To get started, it's important that one understands the basic principles of an office lease. There are two basic types of office lease, the triple net lease, and the gross lease.

In a triple net lease, the tenant pays for all of the expenses of the building, including maintenance, taxes, operating expenses, etc.

In a gross lease, the tenant pays only for the rent of their space, and the landlord is responsible for everything else.

Now, I have grossly oversimplified this, so if you want more information on the variations of these leases, do a Google search.

In Manhattan, we generally use what is called a "modified gross lease." In actuality, it more closely resembles a net lease, but that's besides the point.

In a "Modified Gross Lease" the tenant is responsible for paying base rent, electricity, and the tenant's proportionate share of any increases in operating expenses and taxes. What's important to note about this type of lease, is that landlords love to use these increases as a way to make more money, so it's critical that you understand how the increases work in order to protect yourself from overpaying. These increases are generally labeled in the lease as "Additional Rent."

Let's start with electricity - There are three ways that electricity is billed.

1) Direct Meter - In this case, you have a meter straight from the local utility, and you pay the utility directly for amount of electricity you use. This is generally the most favorable way to be billed for electricity, but it is becoming less and less common. Direct meters are often found on full floors of small office buildings.

2) Sub-meter - In this case, the landlord buys the electricity in bulk (at a discount) from the local utility. He/she then installs individual electric meters on the circuits going to each tenant. Tenants are billed for their actual use, and the rate at which they are charged is based on a markup of what the landlord pays. The landlord tacks on this markup to account for the cost of the administration of the sub meter and to make an extra buck.

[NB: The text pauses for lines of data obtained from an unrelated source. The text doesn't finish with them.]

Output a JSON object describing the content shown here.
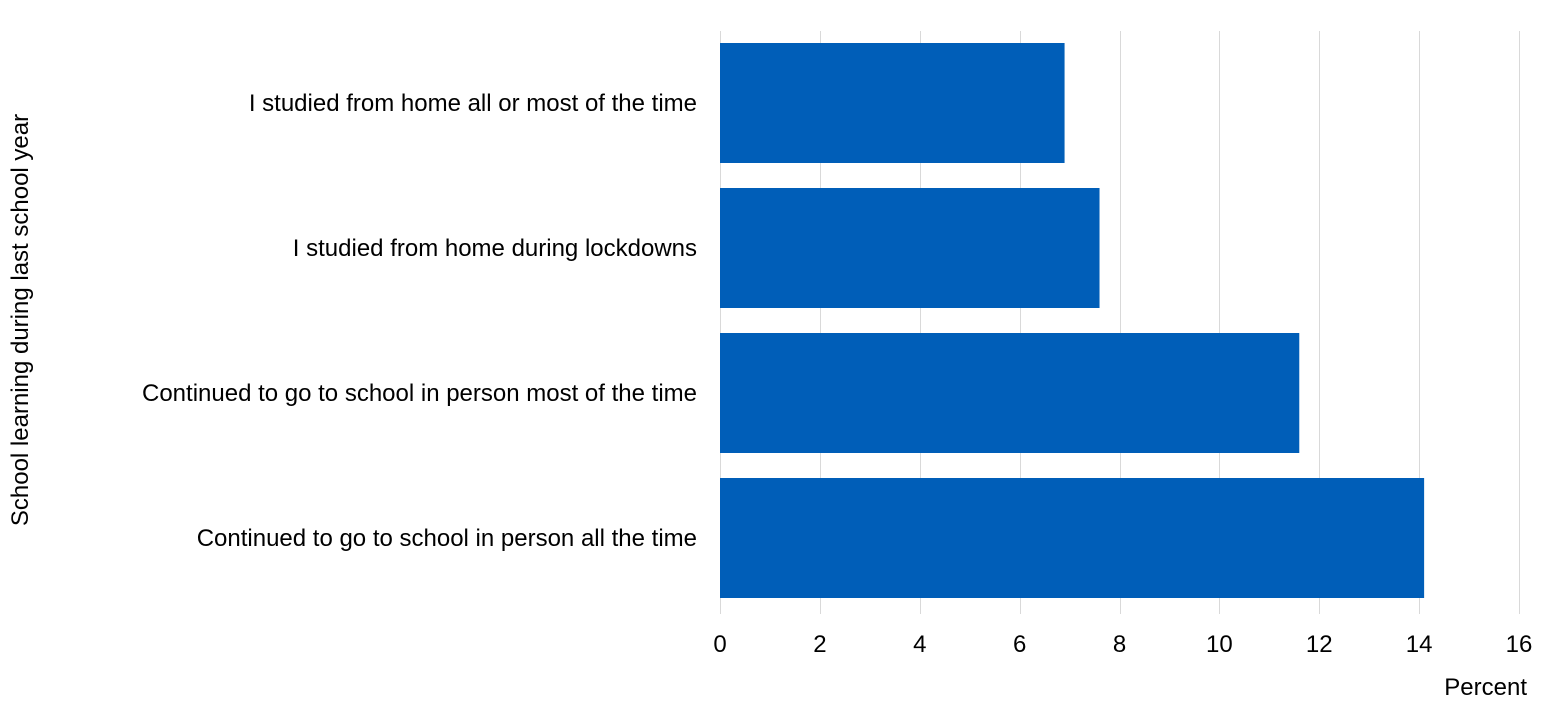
{
  "chart_data": {
    "type": "bar",
    "orientation": "horizontal",
    "title": "",
    "categories": [
      "I studied from home all or most of the time",
      "I studied from home during lockdowns",
      "Continued to go to school in person most of the time",
      "Continued to go to school in person all the time"
    ],
    "values": [
      6.9,
      7.6,
      11.6,
      14.1
    ],
    "xlabel": "Percent",
    "ylabel": "School learning during last school year",
    "xlim": [
      0,
      16
    ],
    "xticks": [
      "0",
      "2",
      "4",
      "6",
      "8",
      "10",
      "12",
      "14",
      "16"
    ],
    "grid": true,
    "legend": "none",
    "bar_color": "#005EB8"
  }
}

The typical markup is somewhere between 10-17%.

3) Rent Inclusion* - This is the third, final and least desirable way to pay for electricity. The landlord charges you a set amount of money per sf per year. This charge has absolutely nothing to do with how much electricity you actually use. Rent inclusion is most commonly applied to small tenants in large buildings. There is an expense for landlords to install a sub-meter for a tenant and in the case of small tenants they generally are not inclined to do so. Also, small tenants have much less leverage in negotiating with a landlord, and this is a great way for them to make additional money. The standard charge per sf for electric is generally between $2.75 and $3.50.

* A note on Rent Inclusion - Many leases make the rent inclusion "subject to survey." Most unrepresented, or poorly represented tenants simply overlook this clause. This means, that at any time, the landlord can send a company into your space to survey the amount of electricity you are actually using. If you are using more electricity per sf than you are paying for, the landlord may increase your electric charge accordingly. This may not sound so bad if you are a standard tenant, but what if the Landlord surveys your electricity use on the hottest day of the year, when your a/c is at full blast, or during tax week if you're an accountant? Contesting this increase is tough and expensive.